Attracting “progressive” employees is of absolutely no importance to me. Attracting good citizens who wish to set roots in Pittsburgh is. This shouldn’t be about furthering progressive ideals or recognizing gay relationships. This is about civil liberties and the freedom to choose the person with whom you will share your benefits.
“Under the legislation, any two unmarried city residents — unless they are related too closely to be married under state law — could apply with the city Personnel Department. They would have to show three pieces of documentation of ‘mutual responsibility,’ which can include loan papers, utility bills, insurance policies, wills, powers of attorney, contracts, motor vehicle titles, bank or credit account statements, or evidence of shared child care responsibility.
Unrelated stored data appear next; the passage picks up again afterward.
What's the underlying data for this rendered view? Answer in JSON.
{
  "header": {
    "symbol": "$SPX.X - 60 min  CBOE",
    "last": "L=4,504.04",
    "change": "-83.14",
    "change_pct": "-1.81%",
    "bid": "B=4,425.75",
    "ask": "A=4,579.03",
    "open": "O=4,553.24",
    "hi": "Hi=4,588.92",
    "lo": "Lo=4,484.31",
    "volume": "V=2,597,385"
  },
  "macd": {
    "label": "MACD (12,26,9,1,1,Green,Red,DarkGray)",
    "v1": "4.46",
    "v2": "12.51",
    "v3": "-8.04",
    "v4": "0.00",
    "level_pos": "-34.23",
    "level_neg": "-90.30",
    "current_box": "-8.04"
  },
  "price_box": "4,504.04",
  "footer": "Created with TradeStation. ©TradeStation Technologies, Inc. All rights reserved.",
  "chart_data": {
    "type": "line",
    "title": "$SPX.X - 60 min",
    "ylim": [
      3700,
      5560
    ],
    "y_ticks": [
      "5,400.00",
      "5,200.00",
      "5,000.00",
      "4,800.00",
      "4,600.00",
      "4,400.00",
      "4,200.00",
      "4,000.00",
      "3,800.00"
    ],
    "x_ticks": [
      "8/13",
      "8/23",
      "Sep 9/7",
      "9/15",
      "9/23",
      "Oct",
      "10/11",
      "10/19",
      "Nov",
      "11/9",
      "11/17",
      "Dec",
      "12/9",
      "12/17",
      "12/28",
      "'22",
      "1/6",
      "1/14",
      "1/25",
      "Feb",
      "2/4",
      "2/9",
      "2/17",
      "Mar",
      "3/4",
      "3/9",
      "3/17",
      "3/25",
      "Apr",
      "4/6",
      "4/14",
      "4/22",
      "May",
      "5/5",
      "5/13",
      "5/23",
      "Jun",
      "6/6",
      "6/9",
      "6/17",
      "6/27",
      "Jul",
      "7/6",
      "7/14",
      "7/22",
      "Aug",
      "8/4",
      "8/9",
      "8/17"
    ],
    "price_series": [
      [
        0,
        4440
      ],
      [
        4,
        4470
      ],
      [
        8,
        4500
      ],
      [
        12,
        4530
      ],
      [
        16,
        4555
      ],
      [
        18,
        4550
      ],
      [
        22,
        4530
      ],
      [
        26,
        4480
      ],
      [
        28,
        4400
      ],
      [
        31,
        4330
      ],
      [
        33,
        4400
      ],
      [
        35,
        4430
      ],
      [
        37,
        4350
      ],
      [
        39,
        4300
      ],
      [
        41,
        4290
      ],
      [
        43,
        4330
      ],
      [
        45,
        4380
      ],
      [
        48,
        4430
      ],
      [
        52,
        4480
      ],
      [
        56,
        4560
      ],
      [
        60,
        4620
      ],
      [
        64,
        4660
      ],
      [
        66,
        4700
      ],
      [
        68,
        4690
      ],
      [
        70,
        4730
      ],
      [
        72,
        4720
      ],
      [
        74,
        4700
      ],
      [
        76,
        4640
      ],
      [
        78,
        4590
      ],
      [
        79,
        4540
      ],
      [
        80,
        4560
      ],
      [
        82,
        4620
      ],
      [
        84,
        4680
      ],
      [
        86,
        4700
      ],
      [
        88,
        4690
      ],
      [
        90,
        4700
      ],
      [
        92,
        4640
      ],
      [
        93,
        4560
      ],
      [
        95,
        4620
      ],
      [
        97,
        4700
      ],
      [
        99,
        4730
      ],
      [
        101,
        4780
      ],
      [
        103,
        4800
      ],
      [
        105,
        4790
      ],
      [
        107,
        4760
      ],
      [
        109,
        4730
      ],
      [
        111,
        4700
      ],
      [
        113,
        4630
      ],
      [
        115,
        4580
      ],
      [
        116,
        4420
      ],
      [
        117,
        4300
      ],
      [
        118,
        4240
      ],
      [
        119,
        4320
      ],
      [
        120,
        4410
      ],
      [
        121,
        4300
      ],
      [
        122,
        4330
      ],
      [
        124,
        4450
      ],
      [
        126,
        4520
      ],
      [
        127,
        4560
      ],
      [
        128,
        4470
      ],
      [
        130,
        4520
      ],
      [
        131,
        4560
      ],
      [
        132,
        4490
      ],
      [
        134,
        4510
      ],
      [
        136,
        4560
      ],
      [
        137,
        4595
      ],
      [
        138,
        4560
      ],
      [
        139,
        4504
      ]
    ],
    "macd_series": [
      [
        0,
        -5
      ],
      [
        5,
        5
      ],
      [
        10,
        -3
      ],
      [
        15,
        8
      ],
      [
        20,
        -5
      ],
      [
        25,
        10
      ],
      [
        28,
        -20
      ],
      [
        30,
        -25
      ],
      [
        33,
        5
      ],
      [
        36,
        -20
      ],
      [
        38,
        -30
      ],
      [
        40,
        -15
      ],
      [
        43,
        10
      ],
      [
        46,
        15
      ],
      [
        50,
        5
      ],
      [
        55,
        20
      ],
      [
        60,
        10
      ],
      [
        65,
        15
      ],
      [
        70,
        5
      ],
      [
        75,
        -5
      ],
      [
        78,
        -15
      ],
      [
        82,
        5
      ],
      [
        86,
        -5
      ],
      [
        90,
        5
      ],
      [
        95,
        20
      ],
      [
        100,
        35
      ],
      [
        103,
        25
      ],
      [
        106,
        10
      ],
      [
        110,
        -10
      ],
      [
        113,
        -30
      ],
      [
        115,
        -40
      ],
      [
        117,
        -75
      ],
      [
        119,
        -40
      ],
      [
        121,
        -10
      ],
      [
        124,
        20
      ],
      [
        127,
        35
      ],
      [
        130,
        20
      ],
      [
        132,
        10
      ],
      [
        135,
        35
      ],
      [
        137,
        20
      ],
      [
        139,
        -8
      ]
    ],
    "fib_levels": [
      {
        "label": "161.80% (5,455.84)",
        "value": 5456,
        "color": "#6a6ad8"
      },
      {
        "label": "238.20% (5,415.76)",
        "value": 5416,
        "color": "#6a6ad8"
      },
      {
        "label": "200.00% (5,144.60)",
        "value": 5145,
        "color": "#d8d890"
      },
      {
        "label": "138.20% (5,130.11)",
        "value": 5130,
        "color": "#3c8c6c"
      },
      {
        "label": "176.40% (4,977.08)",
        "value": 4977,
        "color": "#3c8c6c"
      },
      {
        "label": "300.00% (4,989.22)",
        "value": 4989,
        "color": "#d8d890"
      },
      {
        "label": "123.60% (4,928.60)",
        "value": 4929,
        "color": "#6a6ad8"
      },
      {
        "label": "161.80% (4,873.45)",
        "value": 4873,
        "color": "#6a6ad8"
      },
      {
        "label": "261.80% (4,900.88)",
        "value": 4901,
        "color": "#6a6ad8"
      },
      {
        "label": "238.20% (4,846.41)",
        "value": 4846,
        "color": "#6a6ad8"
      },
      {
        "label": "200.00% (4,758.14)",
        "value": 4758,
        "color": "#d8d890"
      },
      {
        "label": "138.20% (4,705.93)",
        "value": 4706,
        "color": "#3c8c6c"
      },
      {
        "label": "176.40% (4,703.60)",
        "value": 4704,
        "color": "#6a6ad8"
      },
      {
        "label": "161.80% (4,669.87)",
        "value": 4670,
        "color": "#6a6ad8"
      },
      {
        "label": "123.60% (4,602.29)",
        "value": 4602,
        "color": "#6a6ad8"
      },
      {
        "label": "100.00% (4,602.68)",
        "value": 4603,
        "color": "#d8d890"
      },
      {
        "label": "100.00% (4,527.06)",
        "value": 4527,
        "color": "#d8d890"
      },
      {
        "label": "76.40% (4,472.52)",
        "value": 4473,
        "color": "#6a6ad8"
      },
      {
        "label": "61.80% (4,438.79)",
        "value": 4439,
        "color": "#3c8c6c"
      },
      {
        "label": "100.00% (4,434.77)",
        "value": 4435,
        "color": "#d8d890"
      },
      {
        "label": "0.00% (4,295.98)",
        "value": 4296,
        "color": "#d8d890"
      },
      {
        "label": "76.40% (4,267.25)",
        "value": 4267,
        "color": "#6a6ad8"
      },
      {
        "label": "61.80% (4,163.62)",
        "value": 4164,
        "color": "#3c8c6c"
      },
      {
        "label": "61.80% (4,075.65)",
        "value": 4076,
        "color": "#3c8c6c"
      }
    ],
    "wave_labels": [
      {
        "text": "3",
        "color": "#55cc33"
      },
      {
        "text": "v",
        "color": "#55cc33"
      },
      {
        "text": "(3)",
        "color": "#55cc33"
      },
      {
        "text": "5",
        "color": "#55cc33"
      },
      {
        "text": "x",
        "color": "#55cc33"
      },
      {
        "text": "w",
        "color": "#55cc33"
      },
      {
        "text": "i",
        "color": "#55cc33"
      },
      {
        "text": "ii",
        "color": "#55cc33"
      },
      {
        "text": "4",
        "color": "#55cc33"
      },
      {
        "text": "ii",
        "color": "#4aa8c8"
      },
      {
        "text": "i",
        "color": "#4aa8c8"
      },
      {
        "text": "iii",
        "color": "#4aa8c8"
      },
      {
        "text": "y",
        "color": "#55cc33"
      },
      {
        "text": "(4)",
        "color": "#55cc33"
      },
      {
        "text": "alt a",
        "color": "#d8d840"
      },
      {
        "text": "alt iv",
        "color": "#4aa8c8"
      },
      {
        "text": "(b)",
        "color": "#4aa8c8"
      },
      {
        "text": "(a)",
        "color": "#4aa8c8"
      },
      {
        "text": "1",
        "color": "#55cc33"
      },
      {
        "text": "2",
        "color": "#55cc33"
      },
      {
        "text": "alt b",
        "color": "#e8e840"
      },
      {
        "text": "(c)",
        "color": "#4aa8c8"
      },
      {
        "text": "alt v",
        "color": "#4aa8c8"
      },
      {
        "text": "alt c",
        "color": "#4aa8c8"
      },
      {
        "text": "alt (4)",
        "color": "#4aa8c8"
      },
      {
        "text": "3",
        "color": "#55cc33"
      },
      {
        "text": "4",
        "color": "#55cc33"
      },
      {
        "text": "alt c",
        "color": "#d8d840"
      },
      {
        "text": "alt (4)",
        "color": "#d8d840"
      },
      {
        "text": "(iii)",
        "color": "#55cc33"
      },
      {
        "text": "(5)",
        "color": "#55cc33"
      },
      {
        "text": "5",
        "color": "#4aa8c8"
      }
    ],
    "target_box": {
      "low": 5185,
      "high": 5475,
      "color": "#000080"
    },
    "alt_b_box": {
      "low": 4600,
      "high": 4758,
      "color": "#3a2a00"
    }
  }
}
They then would pay $25 to be certified in the ‘mutual commitment registry.’ The designation would apply until one party either presented an affidavit ending the relationship or died.”
This seems to be exactly the kind of contractually binding civil union I’ve alluded to. It’s also very similar to the solution the University of Pittsburgh found for gays demanding the ability to share benefits with their partners. IIRC, the university requires affidavits to recognize and cease recognition of domestic partnerships.
The only obvious flaw in Kraus’ proposal is that the state of Pennsylvania restricts how closely one may be related to one’s spouse. This isn’t a marriage, though, and close relations would be hurt by this restriction. For instance, two elderly sisters couldn’t register themselves as mutually committed despite sharing residence and financial burdens. Still, this is a good start toward getting the State to restrict itself control of contract regulation and enforcement, the Church to regain control of marriage, and the People to regain control of their lives, their liberties, and their property.